The Headmaster's Wife(5)







Mrs. LaForge brings her into my office and then closes the door on her way out. The girl sits in one of the tall wingback chairs in front of my desk. I take in her clothes and see she is in full compliance of the dress code. White blouse buttoned appropriately, knee-length skirt, close-toed shoes fully laced. On her lap are three of the novels from my class.

“Betsy,” I say, saying her name for the first time, feeling it in my mouth.

She looks up at me expectantly. “Yes?”

“You are enjoying the Russians?”

“I like the realists.”

I nod. “Which of the books we have read speaks to you the most?”

“Turgenev. It seems … relevant.”

“Expand on that, please.”

“His view of love. Of marriage. He seems to be constantly questioning the importance of institutions while reaffirming them at the same time. And the struggle of the two brothers to find their place in the world seems similar to my own experience.”

I smile. “Are you struggling to find your place in the world?”

“We all are,” Betsy says.

She shifts in her chair now and crosses her legs. There is the sense of white flesh beneath her skirt.

“Surely the struggle is different now than in nineteenth-century Russia.”

“I don’t know about that. The trappings are different. Technology and so on. Ways of travel. But those are all surface things. The elemental truths are the same.”

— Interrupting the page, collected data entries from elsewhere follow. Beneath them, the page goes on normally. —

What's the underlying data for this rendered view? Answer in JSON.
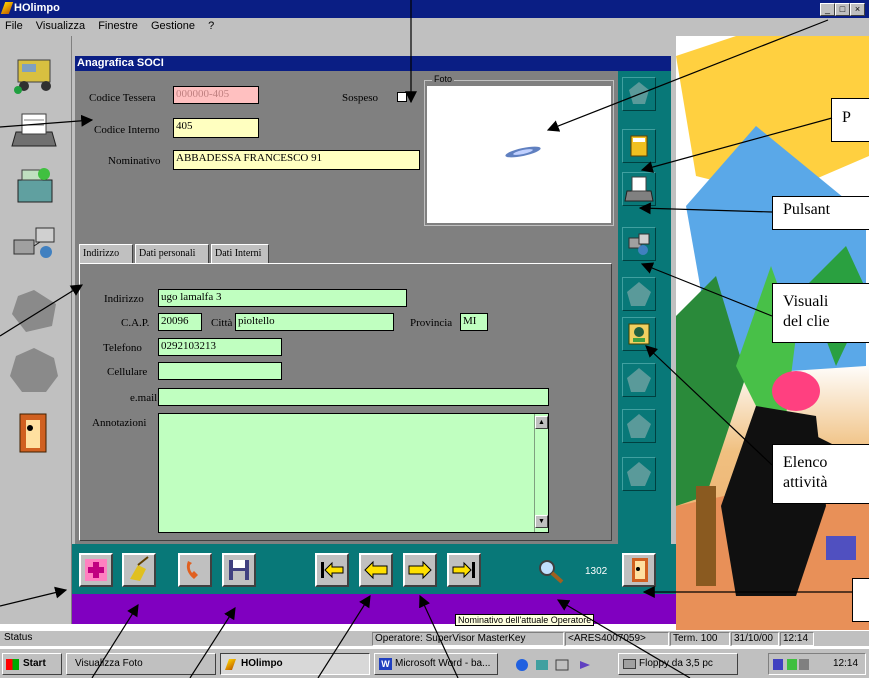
{
  "app": {
    "title": "HOlimpo"
  },
  "menu": [
    "File",
    "Visualizza",
    "Finestre",
    "Gestione",
    "?"
  ],
  "form": {
    "title": "Anagrafica SOCI",
    "codice_tessera_label": "Codice Tessera",
    "codice_tessera": "000000-405",
    "sospeso_label": "Sospeso",
    "codice_interno_label": "Codice Interno",
    "codice_interno": "405",
    "nominativo_label": "Nominativo",
    "nominativo": "ABBADESSA FRANCESCO 91",
    "foto_label": "Foto"
  },
  "tabs": [
    "Indirizzo",
    "Dati personali",
    "Dati Interni"
  ],
  "address": {
    "indirizzo_label": "Indirizzo",
    "indirizzo": "ugo lamalfa 3",
    "cap_label": "C.A.P.",
    "cap": "20096",
    "citta_label": "Città",
    "citta": "pioltello",
    "provincia_label": "Provincia",
    "provincia": "MI",
    "telefono_label": "Telefono",
    "telefono": "0292103213",
    "cellulare_label": "Cellulare",
    "cellulare": "",
    "email_label": "e.mail",
    "email": "",
    "annotazioni_label": "Annotazioni",
    "annotazioni": ""
  },
  "toolbar": {
    "operator_code": "1302",
    "tooltip": "Nominativo dell'attuale Operatore"
  },
  "status": {
    "text": "Status",
    "operator": "Operatore: SuperVisor MasterKey",
    "code": "<ARES4007059>",
    "terminal": "Term. 100",
    "date": "31/10/00",
    "time": "12:14"
  },
  "taskbar": {
    "start": "Start",
    "tasks": [
      "Visualizza Foto",
      "HOlimpo",
      "Microsoft Word - ba...",
      "Floppy da 3,5 pc"
    ],
    "clock": "12:14"
  },
  "callouts": [
    "P",
    "Pulsant",
    "Visuali",
    "del clie",
    "Elenco",
    "attività"
  ],
  "colors": {
    "titlebar": "#0a1e84",
    "field_yellow": "#ffffc0",
    "field_green": "#c0ffc0",
    "field_pink": "#ffc0c0",
    "toolbar_teal": "#087878",
    "footer_purple": "#8000c0"
  }
}
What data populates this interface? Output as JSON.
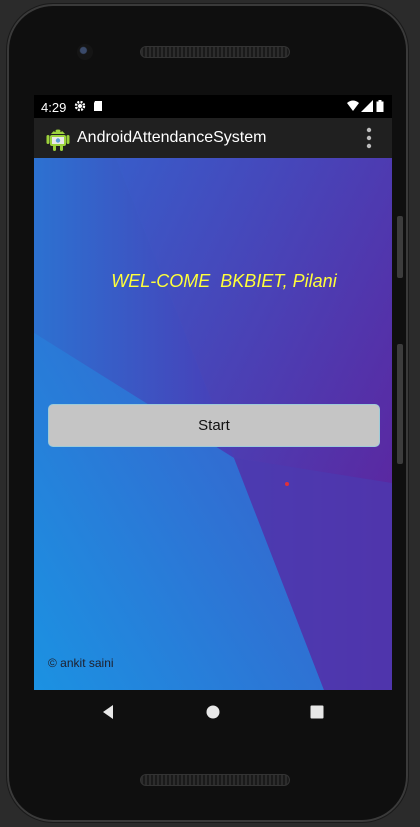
{
  "status_bar": {
    "time": "4:29",
    "left_icons": [
      "gear-icon",
      "sd-card-icon"
    ],
    "right_icons": [
      "wifi-icon",
      "signal-icon",
      "battery-icon"
    ]
  },
  "app_bar": {
    "title": "AndroidAttendanceSystem",
    "logo_icon": "android-logo-icon",
    "menu_icon": "overflow-menu-icon"
  },
  "main": {
    "welcome_text": "WEL-COME  BKBIET, Pilani",
    "start_button_label": "Start",
    "copyright_text": "© ankit saini"
  },
  "nav_bar": {
    "buttons": [
      "back-icon",
      "home-icon",
      "recents-icon"
    ]
  },
  "colors": {
    "welcome_text": "#ffff3a",
    "gradient_start": "#1e88d8",
    "gradient_end": "#5a22a0",
    "button_bg": "#c5c5c5"
  }
}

“The elemental truths?” I lean back in my chair and stroke my chin thoughtfully.

“Love and family. Fathers and sons. Mothers and daughters.”

“What about economics?”

“Like serfdom?”

“Yes.”

“It still exists, just under different names.”

“Are we a young Marxist, Ms. Pappas?”

“No. It’s just that the idea of America as a meritocracy is an illusion designed to make the elite feel better.”

“Designed?” I say. “That implies someone is calling the shots.”

“It’s self-perpetuating,” she says.

“What about a black president who was born poor and raised by his grandmother in a Hawaii apartment? Doesn’t that refute your premise?”

“Not at all,” Betsy says. “To maintain the illusion, a few have to be allowed through. Anyway, the presidency isn’t a good example.”

This makes me laugh. “The presidency? The leader of the free world?”

She shrugs. “Presidents still work for others.”

I look beyond her to the wide windows that line my office. On the quad the large maples have turned the brightest of red, their leaves catching the afternoon sun and lifting their color as if they are on fire.

“I have an idea,” I say. “Next week I have to go to an alumni gathering in Boston. I would like you to come.”

“Me?”

“I sometimes bring promising students. So the alumni can meet the new generation of Lancaster students. And see the minds their scholarship gifts support.”

She smiles. She likes this. A proud phone call back to the parents. She looks down for a moment. When she looks back up, her hair falls in front of her face, and she does that thing again, pulling the blond strands behind her ears.

“Okay, then,” I say. “Mrs. LaForge will make the arrangements with your dorm parent and see you are forgiven your classes that day.”

“Thank you, Mr. Winthrop,” Betsy says, as if sensing her time has come to an end.

“You’re welcome, Betsy,” I say.





It is not at all calculated, this idea of bringing her to Boston. The amazing thing is that it comes to me on the spur of the moment. Now, it is true I have brought students to alumni gatherings before, but mostly a star quarterback and the like, some prize horse to show off to the donors. I have never brought someone undistinguished in the obvious ways. Betsy is a very bright scholarship student, and the alumni will certainly be happy to meet a young woman who is a prime example of the importance of these kinds of contributions. Opening the world of Lancaster to the gifted, regardless of progeny. Nevertheless, I am concerned that her charms are below the surface, you see—a subtle but agile mind and a beauty that is invisible to the rest of the world.

I do not feel the least bit awkward about letting others know she is coming. One of the advantages of being head of school is that, in matters like this, others will assume only purity of motive. And while it crosses my mind—one can never be too careful when it comes to female students—it is hard to imagine anyone suspecting an attraction on my part. What is it I would see in Betsy Pappas? If I were truly to be interested in a female student, it would hardly be this unremarkable daughter of hippies from the woods, now, would it?

“A gifted student,” I tell Mrs. LaForge once Betsy has left. “Surprising. Interesting ideas on literature.” I continue, pacing in the outer office, moving to the window and then back to her desk. “Yes, very interesting, Mrs. LaForge. You do not come across young women like that very often.”

Mrs. LaForge watches me from the pile of paperwork on her large desk. She does not say anything, which is par for the course with Mrs. LaForge. She assumes all my statements are rhetorical unless I am very direct.